И он убил глухаря. Убил.
Но глухарь не упал.
И не улетел.
Он только ударил раза два крыльями, повозился немного на суку, переступил и, кажется, поплотнее прижался к стволу.
Стрелял Борис Зиновьевич с близкого расстояния, но сосна, на которой сидел петух, была необычайно высока. Гладкая, прямая, с красноватой корой, она вздымалась в небо, словно кирпичная труба, и лишь там, вверху, разветвлялась свободно и широко. Глухарь сидел в ее кроне, словно в зеленом дыму.
После второго выстрела он завозился еще больше, но опять и не улетел, и не упал.
У Бориса Зиновьевича задрожали руки и ноги: «Неужели ружье не берет? Дробь мелка?» Он торопливо перезарядил оба ствола, прицелился и выстрелил из обоих стволов сразу, подряд.
Сосна, кажется, вздрогнула. Глухарь не пошевелился.
«Начало есть!» — сказал про себя Борис, Зиновьевич.
Он торжествовал. Как достать убитую птицу? Да разве это важно! Достать, и все!
Залезть надо, как он в детстве лазил не раз.
Правда, сосна без сучьев, на такую трубу не скоро заберешься. Но все это мелочи, все не важно.
Борис Зиновьевич подошел к дереву, постучал по стволу сначала кулаком, потом пяткой, вскинул глаза к вершине сосны и рассмеялся. На ней не дрогнула ни одна хвоинка. Только теперь он понял, что глухарь у него еще не в руках, а где-то в небе и придется поработать всерьез, чтобы завладеть им. Он поставил ружье в сторонке, достал топор из-за пояса и ударил обухом по сосне. Дерево отозвалось на удар неохотно, глухо. Оно было крепкое, толстое, очень толстое. Такое и за полчаса не срубишь. На час работы, не меньше. Ох, и нелегко это будет. Да еще после бессонной ночи. А нельзя ли придумать что-нибудь другое?
Борис Зиновьевич осмотрелся.

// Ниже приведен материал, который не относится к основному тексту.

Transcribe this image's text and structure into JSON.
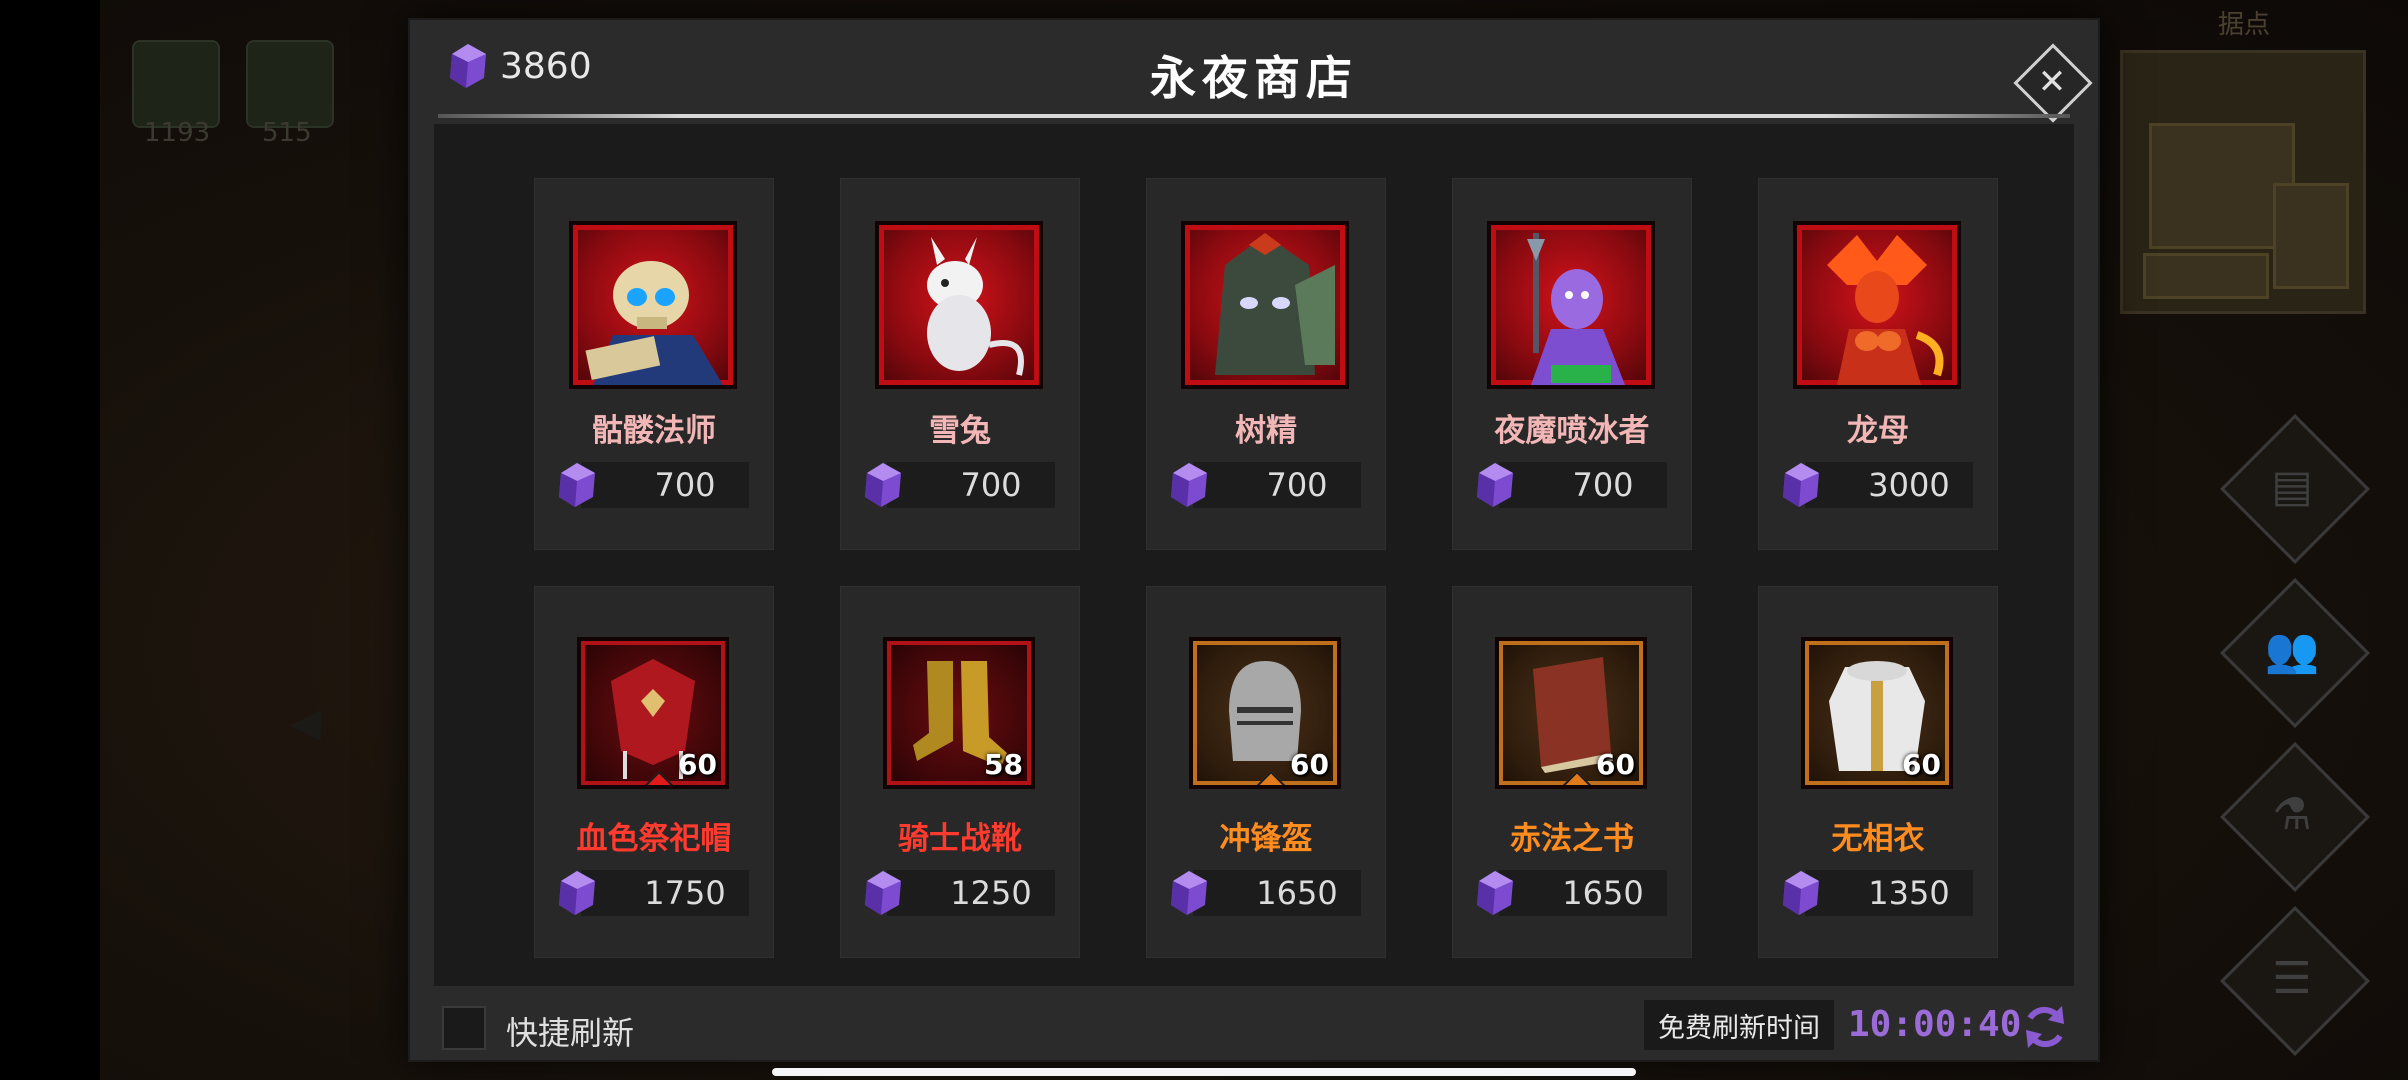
{
  "background": {
    "hud_counters": [
      "1193",
      "515"
    ],
    "minimap_label": "据点",
    "side_menu_icons": [
      "scroll-icon",
      "team-icon",
      "potion-icon",
      "list-icon"
    ]
  },
  "shop": {
    "title": "永夜商店",
    "gem_balance": "3860",
    "close_icon": "close-icon",
    "colors": {
      "accent_purple": "#9b6bd8",
      "hero_name": "#f2b6b6",
      "rarity_red": "#ff3a2e",
      "rarity_orange": "#ff8c1e"
    },
    "heroes": [
      {
        "name": "骷髅法师",
        "price": "700",
        "icon": "skeleton-mage-portrait"
      },
      {
        "name": "雪兔",
        "price": "700",
        "icon": "snow-rabbit-portrait"
      },
      {
        "name": "树精",
        "price": "700",
        "icon": "treant-portrait"
      },
      {
        "name": "夜魔喷冰者",
        "price": "700",
        "icon": "ice-demon-portrait"
      },
      {
        "name": "龙母",
        "price": "3000",
        "icon": "dragon-mother-portrait"
      }
    ],
    "items": [
      {
        "name": "血色祭祀帽",
        "price": "1750",
        "level": "60",
        "rarity": "red",
        "icon": "crimson-hat-icon"
      },
      {
        "name": "骑士战靴",
        "price": "1250",
        "level": "58",
        "rarity": "red",
        "icon": "knight-boots-icon"
      },
      {
        "name": "冲锋盔",
        "price": "1650",
        "level": "60",
        "rarity": "orange",
        "icon": "helmet-icon"
      },
      {
        "name": "赤法之书",
        "price": "1650",
        "level": "60",
        "rarity": "orange",
        "icon": "red-book-icon"
      },
      {
        "name": "无相衣",
        "price": "1350",
        "level": "60",
        "rarity": "orange",
        "icon": "white-robe-icon"
      }
    ],
    "footer": {
      "quick_refresh_label": "快捷刷新",
      "free_refresh_label": "免费刷新时间",
      "timer": "10:00:40",
      "refresh_icon": "refresh-icon"
    }
  }
}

В нескольких метрах от сосны стояли другие, почти такие же высокие сосенки, тоже голенастые, но помоложе и гораздо тоньше этой. Если одну сосенку свалить, то вершина ее как раз хлестнет по застрявшему глухарю. Это, пожалуй, будет хорошо. Лучше, пожалуй, ничего не придумаешь. А топор-то тяжелый, черт! Пожалуй, тяжелее ружья…
Борис Зиновьевич обстоятельно рассчитал расстояние, выбрал сосну, которую легче всего было свалить, потоптался вокруг нее, приминая мелкую поросль и мох, приготовился к работе.

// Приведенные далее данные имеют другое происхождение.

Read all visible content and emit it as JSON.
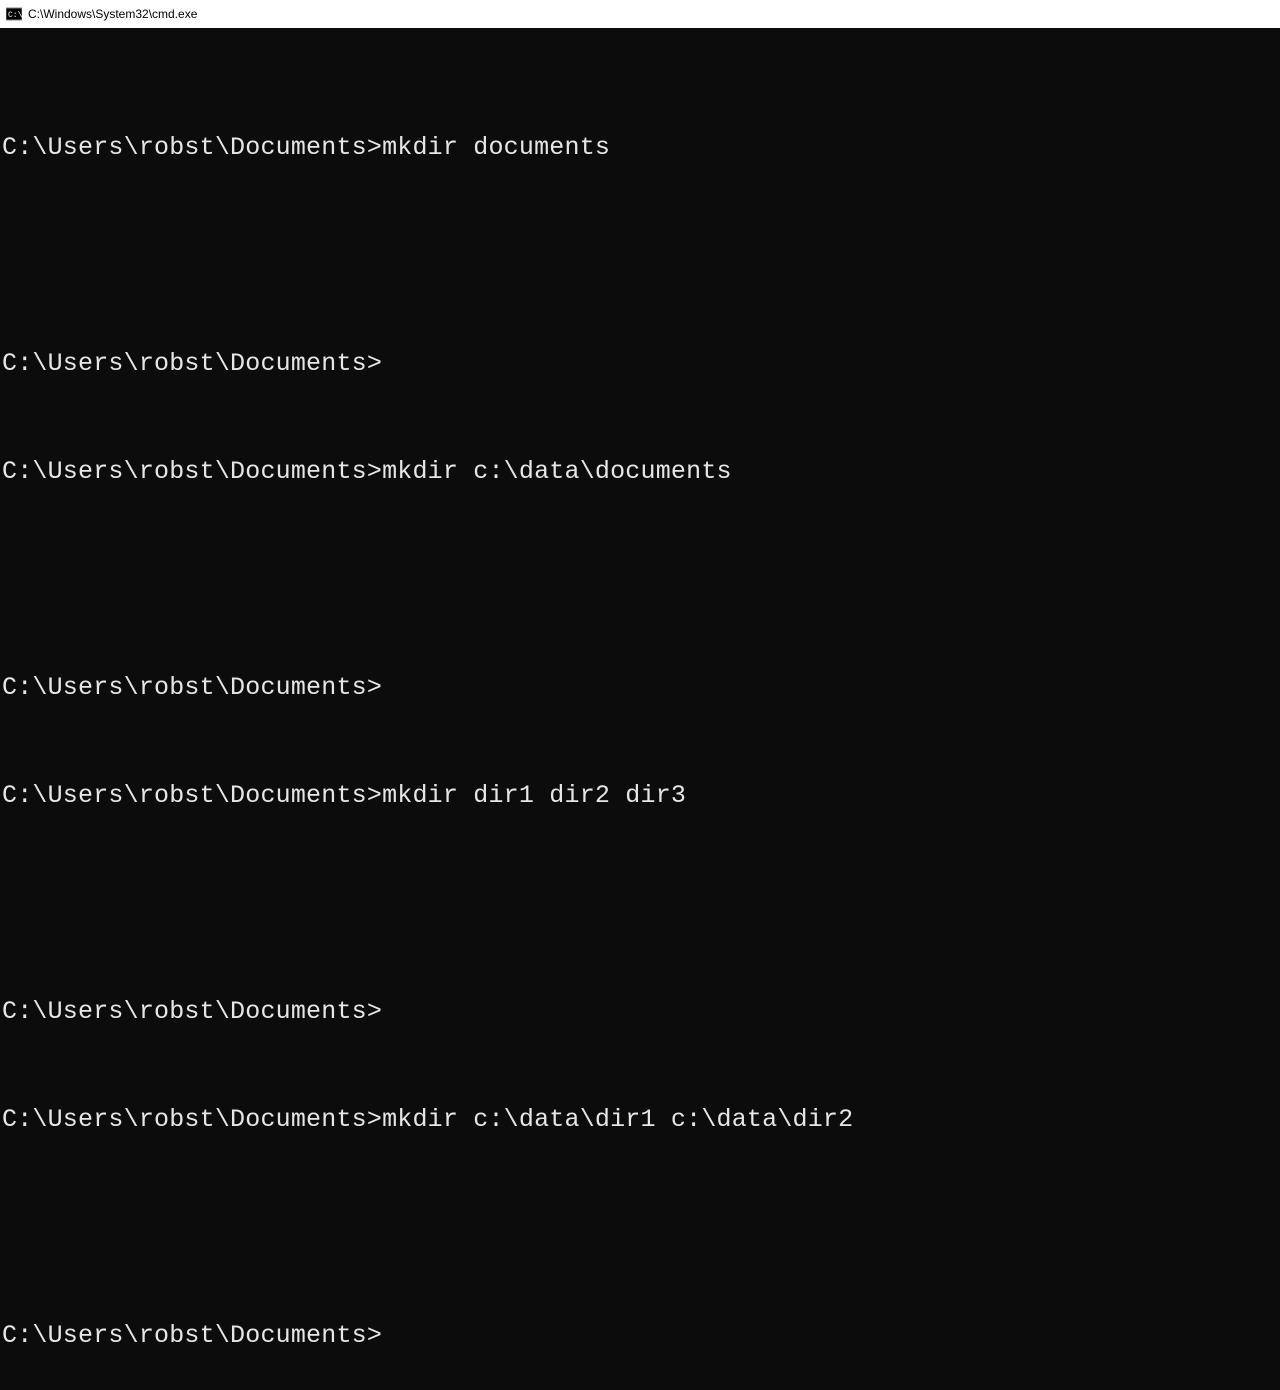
{
  "titlebar": {
    "title": "C:\\Windows\\System32\\cmd.exe"
  },
  "terminal": {
    "prompt": "C:\\Users\\robst\\Documents>",
    "lines": [
      {
        "prompt": "C:\\Users\\robst\\Documents>",
        "command": "mkdir documents"
      },
      {
        "blank": true
      },
      {
        "prompt": "C:\\Users\\robst\\Documents>",
        "command": ""
      },
      {
        "prompt": "C:\\Users\\robst\\Documents>",
        "command": "mkdir c:\\data\\documents"
      },
      {
        "blank": true
      },
      {
        "prompt": "C:\\Users\\robst\\Documents>",
        "command": ""
      },
      {
        "prompt": "C:\\Users\\robst\\Documents>",
        "command": "mkdir dir1 dir2 dir3"
      },
      {
        "blank": true
      },
      {
        "prompt": "C:\\Users\\robst\\Documents>",
        "command": ""
      },
      {
        "prompt": "C:\\Users\\robst\\Documents>",
        "command": "mkdir c:\\data\\dir1 c:\\data\\dir2"
      },
      {
        "blank": true
      },
      {
        "prompt": "C:\\Users\\robst\\Documents>",
        "command": ""
      }
    ]
  }
}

Помешал ему выстрел дружка — какой-то уверенный, басовитый, конечно, без промашки. Такие выстрелы понапрасну не раздаются. «Еще один выстрел, — сказал про себя Борис Зиновьевич. — Еще один баран сбит!»
Сказал и понял, что он зазря теряет время охоты. Достать свою птицу никогда не поздно, за ней хоть завтра приходи — не испортится. Надо бежать за другой, ток продолжается. Другие глухари его ждут. Он сделал топором надрубы на нескольких деревьях, приметил их, подсек три-четыре елочки вокруг, еще раз всмотрелся в крону своей сосны — «Сидит ли там? Сидит!»— оставил топор в корнях и ринулся на выстрел товарища.
Светало.
Больше ни к одному глухарю Борису Зиновьевичу подобраться не удалось. Товарища своего он тоже не разыскал. Прошло часа два, когда он, еле волоча ноги, вернулся на старое место. Уже потеплело, и проталины на небе раздались и поголубели. Их стало много. Иногда на эти небесные лужайки пробивалось солнце. На вершине сосны отчетливо виднелся большой черный глухарь. Конечно же он был мертвый!
На лезвии топора уже появилась ржавчина, топорище было мокрое и холодное.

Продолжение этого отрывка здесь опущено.